True 'end-to-end' ML is something more difficult and very likely impractical. It would mean doing global gradient descent learning on a single master loss function ("did you drive the best way") and using that to generate all subtasks, from perception to policy. That's closer to DeepMind's AlphaZero (not AlphaGo) which bootstraps itself into doing both policy and perception for its closed world game tasks.

That would be impractical---all of the vision labelling and training would be rendered useless and you'd have to indirectly get it from policy error backpropagation.

That's not going to work--even humans have strong unsupervised experience on general vision and motion tasks outside driving (i.e. living from birth) and probably quite a bit is built-in evolutionarily created or constrained.

However, getting at least some sort of less ambitious system with all ML trained subcomponents might let there be an end-to-end fine-tuning to modify some perception and intermediate policy representations to better perform on the final policy outcomes.

After all, biological evolution has tuned the internal representations of animals to help their 'policy' (eat, live and propagate) more successfully.
 
The "end to end world model" means it's not really "end-to-end" which would be training from sensor inputs into motor and steering control signals.

It's an end-to-end perception model.

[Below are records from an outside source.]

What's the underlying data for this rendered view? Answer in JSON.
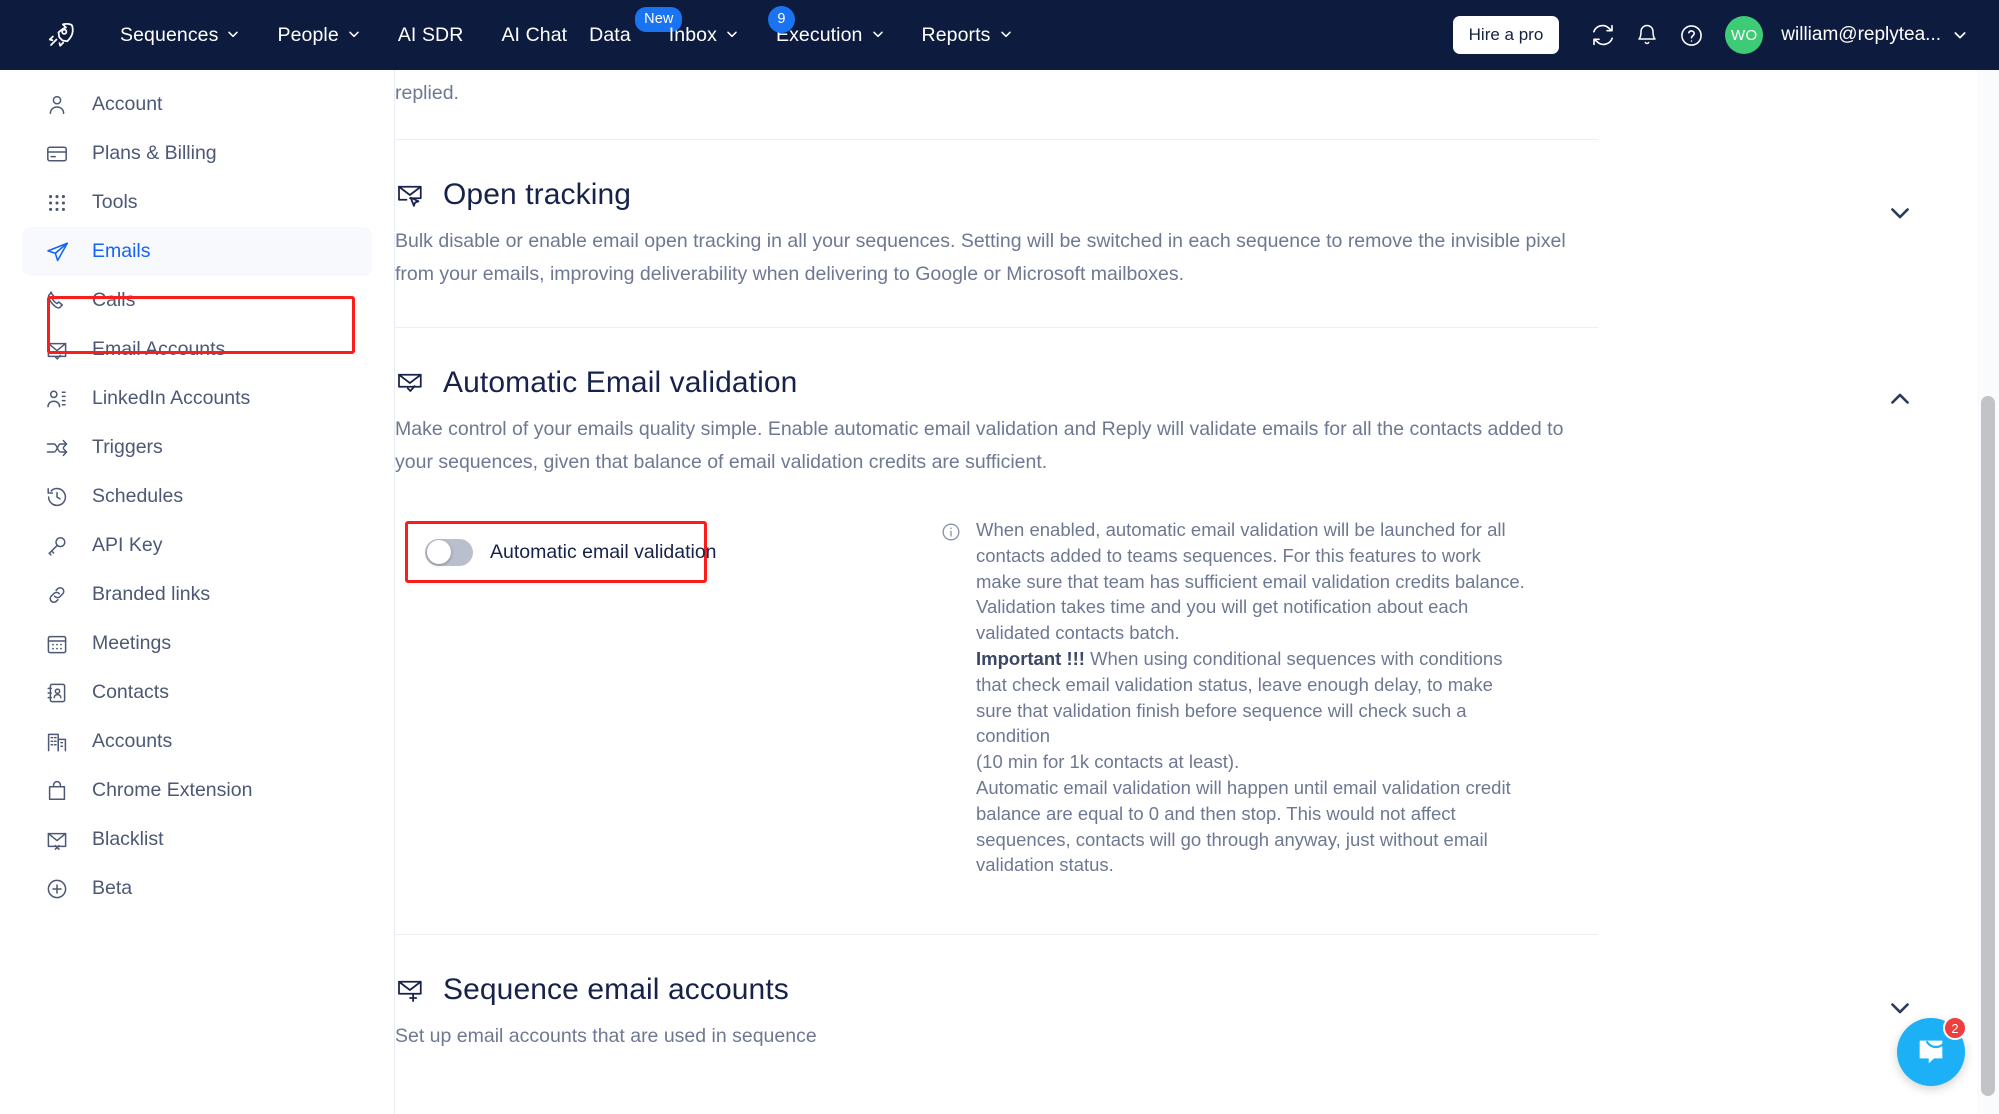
{
  "topnav": {
    "logo_icon": "rocket-icon",
    "items": [
      {
        "label": "Sequences",
        "has_chevron": true,
        "badge": null
      },
      {
        "label": "People",
        "has_chevron": true,
        "badge": null
      },
      {
        "label": "AI SDR",
        "has_chevron": false,
        "badge": null
      },
      {
        "label": "AI Chat",
        "has_chevron": false,
        "badge": null
      },
      {
        "label": "Data",
        "has_chevron": false,
        "badge": "New"
      },
      {
        "label": "Inbox",
        "has_chevron": true,
        "badge": null
      },
      {
        "label": "Execution",
        "has_chevron": true,
        "badge": "9"
      },
      {
        "label": "Reports",
        "has_chevron": true,
        "badge": null
      }
    ],
    "hire_pro_label": "Hire a pro",
    "sync_icon": "refresh-icon",
    "bell_icon": "notification-bell-icon",
    "help_icon": "help-circle-icon",
    "avatar_initials": "WO",
    "avatar_color": "#3ecb75",
    "user_email": "william@replytea...",
    "accent_color": "#1a73f0",
    "bg_color": "#0d1b3e"
  },
  "sidebar": {
    "items": [
      {
        "label": "Account",
        "icon": "user-icon",
        "active": false
      },
      {
        "label": "Plans & Billing",
        "icon": "credit-card-icon",
        "active": false
      },
      {
        "label": "Tools",
        "icon": "grid-dots-icon",
        "active": false
      },
      {
        "label": "Emails",
        "icon": "paper-plane-icon",
        "active": true
      },
      {
        "label": "Calls",
        "icon": "phone-icon",
        "active": false
      },
      {
        "label": "Email Accounts",
        "icon": "envelope-check-icon",
        "active": false
      },
      {
        "label": "LinkedIn Accounts",
        "icon": "people-icon",
        "active": false
      },
      {
        "label": "Triggers",
        "icon": "shuffle-arrows-icon",
        "active": false
      },
      {
        "label": "Schedules",
        "icon": "clock-history-icon",
        "active": false
      },
      {
        "label": "API Key",
        "icon": "key-icon",
        "active": false
      },
      {
        "label": "Branded links",
        "icon": "link-icon",
        "active": false
      },
      {
        "label": "Meetings",
        "icon": "calendar-icon",
        "active": false
      },
      {
        "label": "Contacts",
        "icon": "contact-book-icon",
        "active": false
      },
      {
        "label": "Accounts",
        "icon": "building-icon",
        "active": false
      },
      {
        "label": "Chrome Extension",
        "icon": "bag-icon",
        "active": false
      },
      {
        "label": "Blacklist",
        "icon": "envelope-x-icon",
        "active": false
      },
      {
        "label": "Beta",
        "icon": "plus-circle-icon",
        "active": false
      }
    ],
    "highlight_color": "#fb1c1c",
    "active_color": "#1763f5"
  },
  "main": {
    "top_fragment": "replied.",
    "open_tracking": {
      "title": "Open tracking",
      "icon": "envelope-cursor-icon",
      "description": "Bulk disable or enable email open tracking in all your sequences. Setting will be switched in each sequence to remove the invisible pixel from your emails, improving deliverability when delivering to Google or Microsoft mailboxes.",
      "chevron": "chevron-down-icon",
      "expanded": false
    },
    "email_validation": {
      "title": "Automatic Email validation",
      "icon": "envelope-check-icon",
      "description": "Make control of your emails quality simple. Enable automatic email validation and Reply will validate emails for all the contacts added to your sequences, given that balance of email validation credits are sufficient.",
      "chevron": "chevron-up-icon",
      "expanded": true,
      "toggle": {
        "label": "Automatic email validation",
        "state": "off",
        "highlight_color": "#fb1c1c"
      },
      "info": {
        "icon": "info-circle-icon",
        "para1": "When enabled, automatic email validation will be launched for all contacts added to teams sequences. For this features to work make sure that team has sufficient email validation credits balance.",
        "para2": "Validation takes time and you will get notification about each validated contacts batch.",
        "important_label": "Important !!!",
        "para3": " When using conditional sequences with conditions that check email validation status, leave enough delay, to make sure that validation finish before sequence will check such a condition",
        "para4": "(10 min for 1k contacts at least).",
        "para5": "Automatic email validation will happen until email validation credit balance are equal to 0 and then stop. This would not affect sequences, contacts will go through anyway, just without email validation status."
      }
    },
    "sequence_email_accounts": {
      "title": "Sequence email accounts",
      "icon": "envelope-plus-icon",
      "description": "Set up email accounts that are used in sequence",
      "chevron": "chevron-down-icon",
      "expanded": false
    }
  },
  "intercom": {
    "icon": "chat-bubble-icon",
    "badge": "2",
    "color": "#1cb0f6"
  }
}
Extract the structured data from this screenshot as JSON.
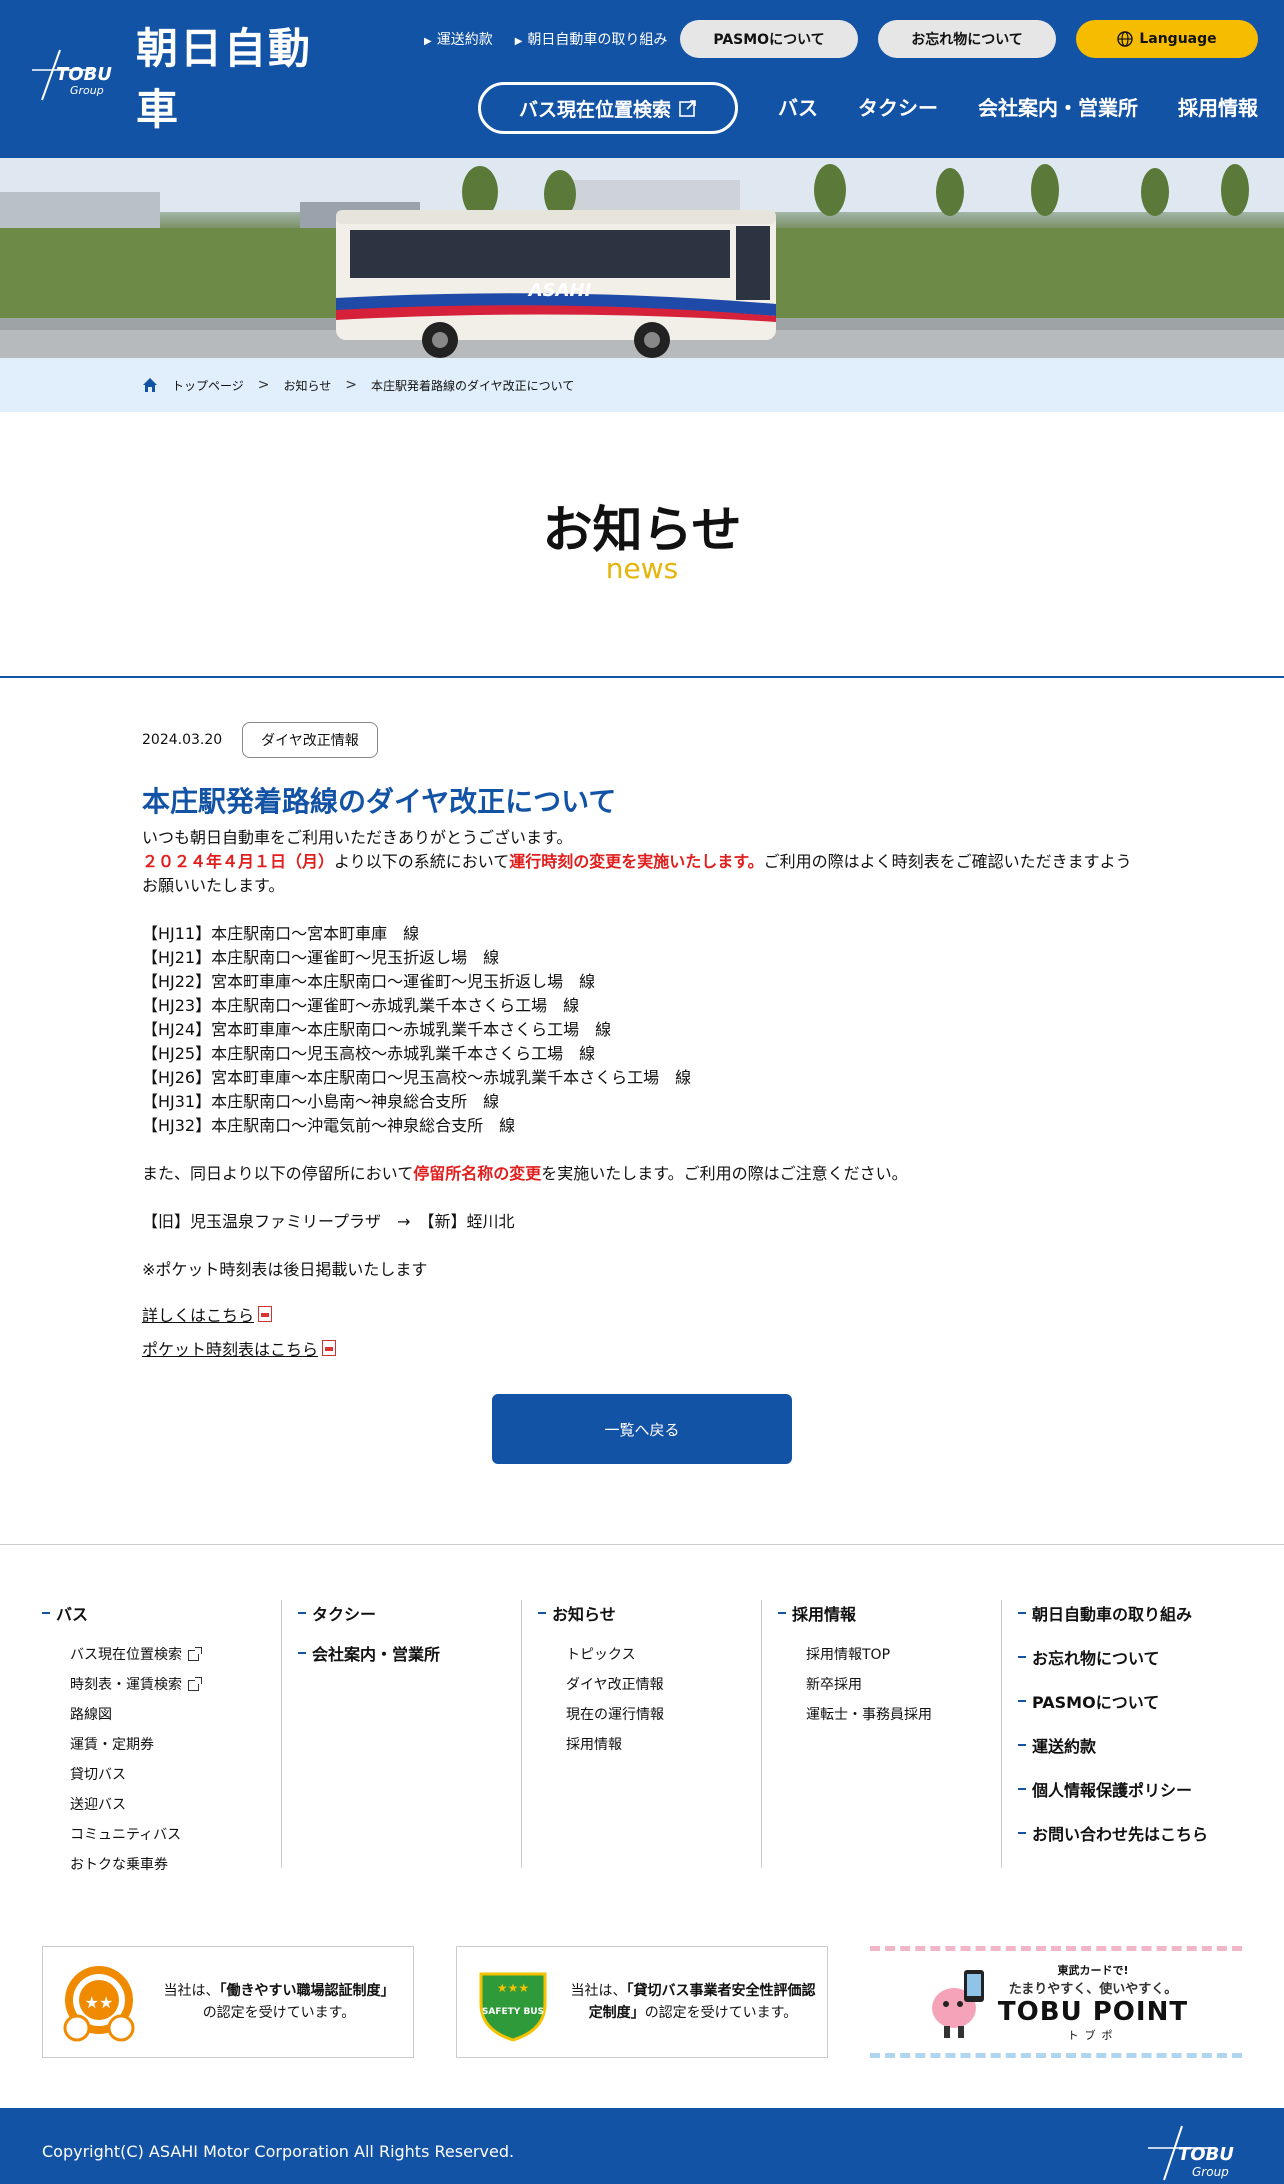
{
  "header": {
    "logo_text": "朝日自動車",
    "logo_mark_text": "TOBU",
    "logo_mark_sub": "Group",
    "toplinks": [
      "運送約款",
      "朝日自動車の取り組み"
    ],
    "pasmo_label": "PASMOについて",
    "lost_label": "お忘れ物について",
    "language_label": "Language",
    "bus_search_label": "バス現在位置検索",
    "nav": [
      "バス",
      "タクシー",
      "会社案内・営業所",
      "採用情報"
    ]
  },
  "hero": {
    "bus_label": "ASAHI"
  },
  "breadcrumb": {
    "home": "トップページ",
    "level2": "お知らせ",
    "current": "本庄駅発着路線のダイヤ改正について",
    "separator": ">"
  },
  "page": {
    "title": "お知らせ",
    "subtitle": "news"
  },
  "article": {
    "date": "2024.03.20",
    "tag": "ダイヤ改正情報",
    "title": "本庄駅発着路線のダイヤ改正について",
    "greeting": "いつも朝日自動車をご利用いただきありがとうございます。",
    "date_red": "２０２４年４月１日（月）",
    "sentence_mid": "より以下の系統において",
    "change_red": "運行時刻の変更を実施いたします。",
    "sentence_end": "ご利用の際はよく時刻表をご確認いただきますようお願いいたします。",
    "routes": [
      "【HJ11】本庄駅南口〜宮本町車庫　線",
      "【HJ21】本庄駅南口〜運雀町〜児玉折返し場　線",
      "【HJ22】宮本町車庫〜本庄駅南口〜運雀町〜児玉折返し場　線",
      "【HJ23】本庄駅南口〜運雀町〜赤城乳業千本さくら工場　線",
      "【HJ24】宮本町車庫〜本庄駅南口〜赤城乳業千本さくら工場　線",
      "【HJ25】本庄駅南口〜児玉高校〜赤城乳業千本さくら工場　線",
      "【HJ26】宮本町車庫〜本庄駅南口〜児玉高校〜赤城乳業千本さくら工場　線",
      "【HJ31】本庄駅南口〜小島南〜神泉総合支所　線",
      "【HJ32】本庄駅南口〜沖電気前〜神泉総合支所　線"
    ],
    "stop_pre": "また、同日より以下の停留所において",
    "stop_red": "停留所名称の変更",
    "stop_post": "を実施いたします。ご利用の際はご注意ください。",
    "rename": "【旧】児玉温泉ファミリープラザ　→　【新】蛭川北",
    "note": "※ポケット時刻表は後日掲載いたします",
    "link_detail": "詳しくはこちら",
    "link_pocket": "ポケット時刻表はこちら",
    "back_label": "一覧へ戻る"
  },
  "footer_nav": {
    "bus": {
      "title": "バス",
      "items": [
        "バス現在位置検索",
        "時刻表・運賃検索",
        "路線図",
        "運賃・定期券",
        "貸切バス",
        "送迎バス",
        "コミュニティバス",
        "おトクな乗車券"
      ]
    },
    "taxi": {
      "title": "タクシー",
      "title2": "会社案内・営業所"
    },
    "news": {
      "title": "お知らせ",
      "items": [
        "トピックス",
        "ダイヤ改正情報",
        "現在の運行情報",
        "採用情報"
      ]
    },
    "recruit": {
      "title": "採用情報",
      "items": [
        "採用情報TOP",
        "新卒採用",
        "運転士・事務員採用"
      ]
    },
    "links": [
      "朝日自動車の取り組み",
      "お忘れ物について",
      "PASMOについて",
      "運送約款",
      "個人情報保護ポリシー",
      "お問い合わせ先はこちら"
    ]
  },
  "badges": {
    "b1_pre": "当社は、",
    "b1_bold": "「働きやすい職場認証制度」",
    "b1_post": "の認定を受けています。",
    "b2_pre": "当社は、",
    "b2_bold": "「貸切バス事業者安全性評価認定制度」",
    "b2_post": "の認定を受けています。",
    "b2_icon_text": "SAFETY BUS",
    "tobu_small": "東武カードで!",
    "tobu_tagline": "たまりやすく、使いやすく。",
    "tobu_big": "TOBU POINT",
    "tobu_kana": "トブポ"
  },
  "footer": {
    "copyright": "Copyright(C) ASAHI Motor Corporation All Rights Reserved."
  },
  "colors": {
    "brand_blue": "#1353a6",
    "accent_yellow": "#f6bd00",
    "red": "#e01e1e"
  }
}
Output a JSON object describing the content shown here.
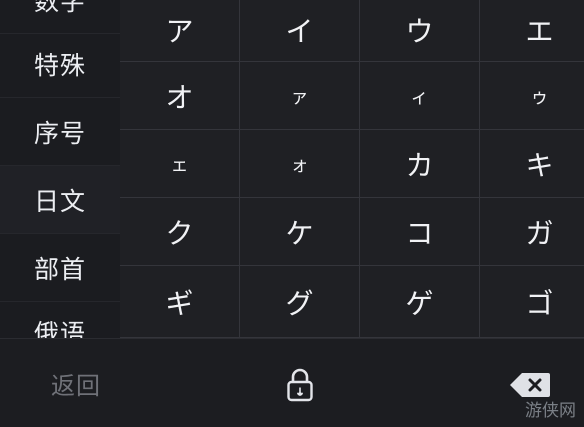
{
  "sidebar": {
    "items": [
      {
        "label": "数字",
        "active": false
      },
      {
        "label": "特殊",
        "active": false
      },
      {
        "label": "序号",
        "active": false
      },
      {
        "label": "日文",
        "active": true
      },
      {
        "label": "部首",
        "active": false
      },
      {
        "label": "俄语",
        "active": false
      }
    ]
  },
  "grid": {
    "keys": [
      "ア",
      "イ",
      "ウ",
      "エ",
      "オ",
      "ァ",
      "ィ",
      "ゥ",
      "ェ",
      "ォ",
      "カ",
      "キ",
      "ク",
      "ケ",
      "コ",
      "ガ",
      "ギ",
      "グ",
      "ゲ",
      "ゴ"
    ]
  },
  "bottom_bar": {
    "back_label": "返回",
    "lock_icon": "lock-icon",
    "delete_icon": "backspace-icon"
  },
  "watermark": "游侠网",
  "colors": {
    "background": "#1d1e22",
    "key_text": "#f1f2f5",
    "grid_line": "#34353b",
    "muted_text": "#6f7178"
  }
}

This will be the 3rd major perception model (1st was frames and CNNs, 2nd is the combined video and occupancy networks now).

There will undoubtably be some performance degradations at first as the various policy networks and logic have been tuned to work on the prior perception models. Long term it might have some higher limits and be better but that's the inevitable consequence of major changes.

If humans had invasive brain surgery they'd likely need some new training to get back to old performance even if this surgery was to enhance their capabilities.
 
I think Elon means end2end vision:
y=f(x) where y is the output labels(such as lane lines, occupancy etc) and x is the dataset of video sequences and f is the function that you are trying to estimate. Not any intermediate steps during the training that you have to worry about such as IMU preprocessing the stack of previous images etc.

Then you have the case of end2end neural networks for control
y=f(x) where x are the video and y is the reference steering angle and velocity. That's in the future.

Hallucinations with LLM happen when you ask it question that is outside of its dataset and it does its best at answering it. ChatGPT is imo not doing a terrible job at this already which can be frustrating when it will not answer my questions badly like I want it to. With Tesla FSD the dataset is massive and also it's more of an iterative process of building the dataset than with GPT4 which mostly just is a huge dataset of everything they had available.